Urteil des Bundesgerichtshofs: Taschenrechner am Steuer von Autos verboten

Das Bedienen eines Taschenrechners während der Fahrt ist verboten. Das entschied(öffnet im neuen Fenster) der Bundesgerichtshof in Karlsruhe (4 StR 526/19). Die Strafe bei Missachtung: 100 Euro und ein Punkt. Bei Gefährdung Dritter sind es 150 Euro und zwei Punkte. Wird ein Unfall verursacht, steigt das Bußgeld auf 200 Euro. Die Handynutzung ist bereits seit Jahren nach 23 Abs. 1a StVO(öffnet im neuen Fenster) verboten.
Ein Autofahrer war im Februar 2019 vom Amtsgericht Lippstadt in Nordrhein-Westfalen zu einer Geldbuße verurteilt worden, weil er während der Fahrt einen Taschenrechner bedient hatte.
Das Oberlandesgericht Hamm legte die Sache (III-4 RBs 191/19) dem BGH zur Entscheidung vor, weil es sich in der Auffassung nicht einig war mit dem Oberlandesgericht Oldenburg. Der BGH folgte letztlich der Entscheidung des Amtsgerichts und beschloss, dass der Taschenrechner ein elektronisches Gerät im Sinne der Vorschrift sei.

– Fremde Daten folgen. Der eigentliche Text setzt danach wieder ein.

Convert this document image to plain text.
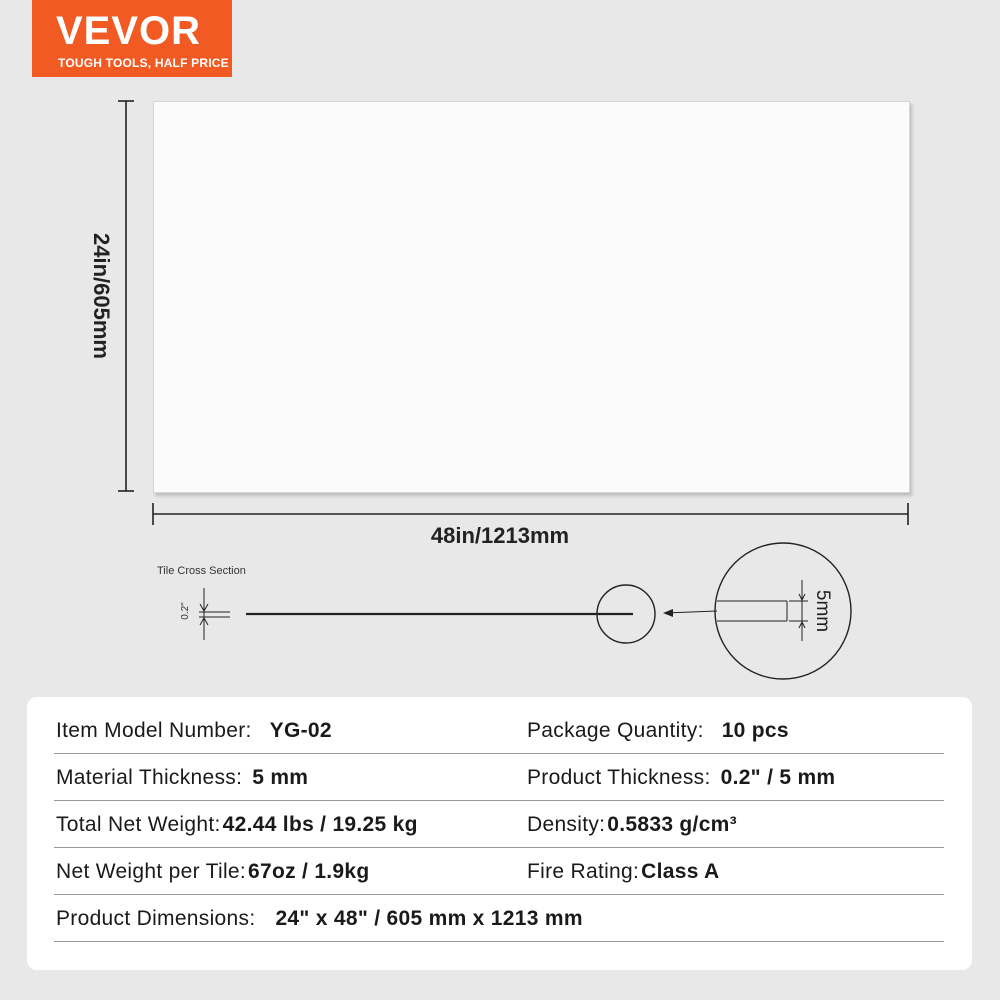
VEVOR
TOUGH TOOLS, HALF PRICE
24in/605mm
48in/1213mm
Tile Cross Section
0.2"	5mm
Item Model Number: YG-02	Package Quantity: 10 pcs
Material Thickness: 5 mm	Product Thickness: 0.2" / 5 mm
Total Net Weight:42.44 lbs / 19.25 kg	Density:0.5833 g/cm³
Net Weight per Tile:67oz / 1.9kg	Fire Rating:Class A
Product Dimensions: 24" x 48" / 605 mm x 1213 mm
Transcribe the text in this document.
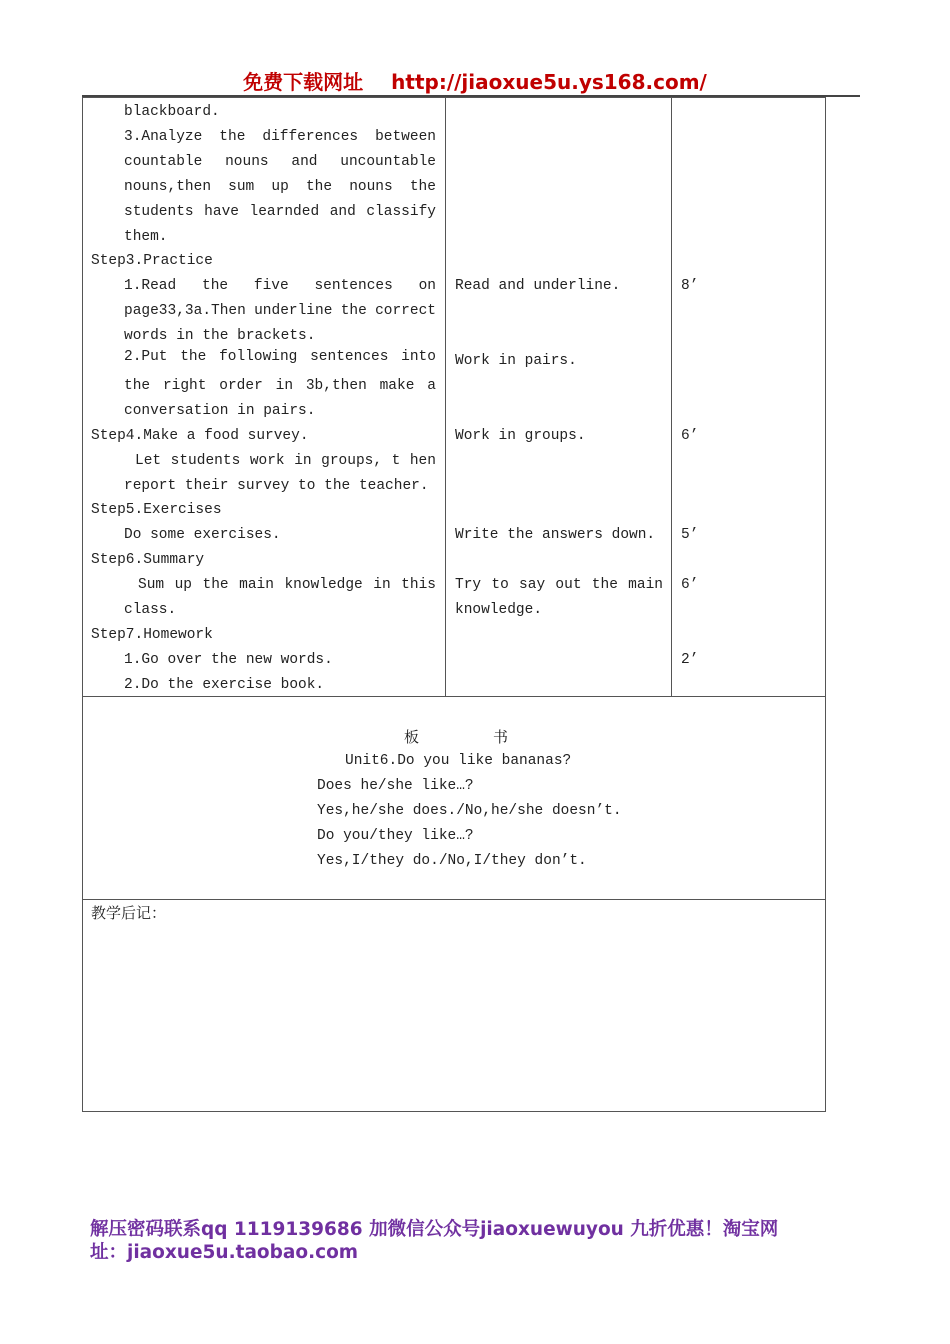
免费下载网址 http://jiaoxue5u.ys168.com/
blackboard.
3.Analyze the differences between
countable nouns and uncountable
nouns,then sum up the nouns the
students have learnded and classify
them.
Step3.Practice
1.Read the five sentences on
page33,3a.Then underline the correct
words in the brackets.
2.Put the following sentences into
the right order in 3b,then make a
conversation in pairs.
Step4.Make a food survey.
Let students work in groups, t hen
report their survey to the teacher.
Step5.Exercises
Do some exercises.
Step6.Summary
Sum up the main knowledge in this
class.
Step7.Homework
1.Go over the new words.
2.Do the exercise book.
Read and underline.
Work in pairs.
Work in groups.
Write the answers down.
Try to say out the main
knowledge.
8’
6’
5’
6’
2’
板	书
Unit6.Do you like bananas?
Does he/she like…?
Yes,he/she does./No,he/she doesn’t.
Do you/they like…?
Yes,I/they do./No,I/they don’t.
教学后记：
解压密码联系qq 1119139686 加微信公众号jiaoxuewuyou 九折优惠！淘宝网
址：jiaoxue5u.taobao.com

2017 war die Straßenverkehrsordnung geändert worden. Bis dahin war nur das Benutzen von Mobil- und Autotelefonen am Steuer ausdrücklich verboten. Der Gesetzgeber fasste den Begriff danach weiter und verbot alle elektronischen Geräte, die der Kommunikation, Information und Organisation dienten.
Auch Unterhaltungselektronik und Navigationsgeräte sind betroffen: Sie dürfen nur genutzt werden, wenn sie dafür weder aufgenommen noch in der Hand gehalten werden müssen. Der Fahrer darf sich nur kurz vom Verkehr abwenden, wenn er sie nutzt oder per Sprache steuert.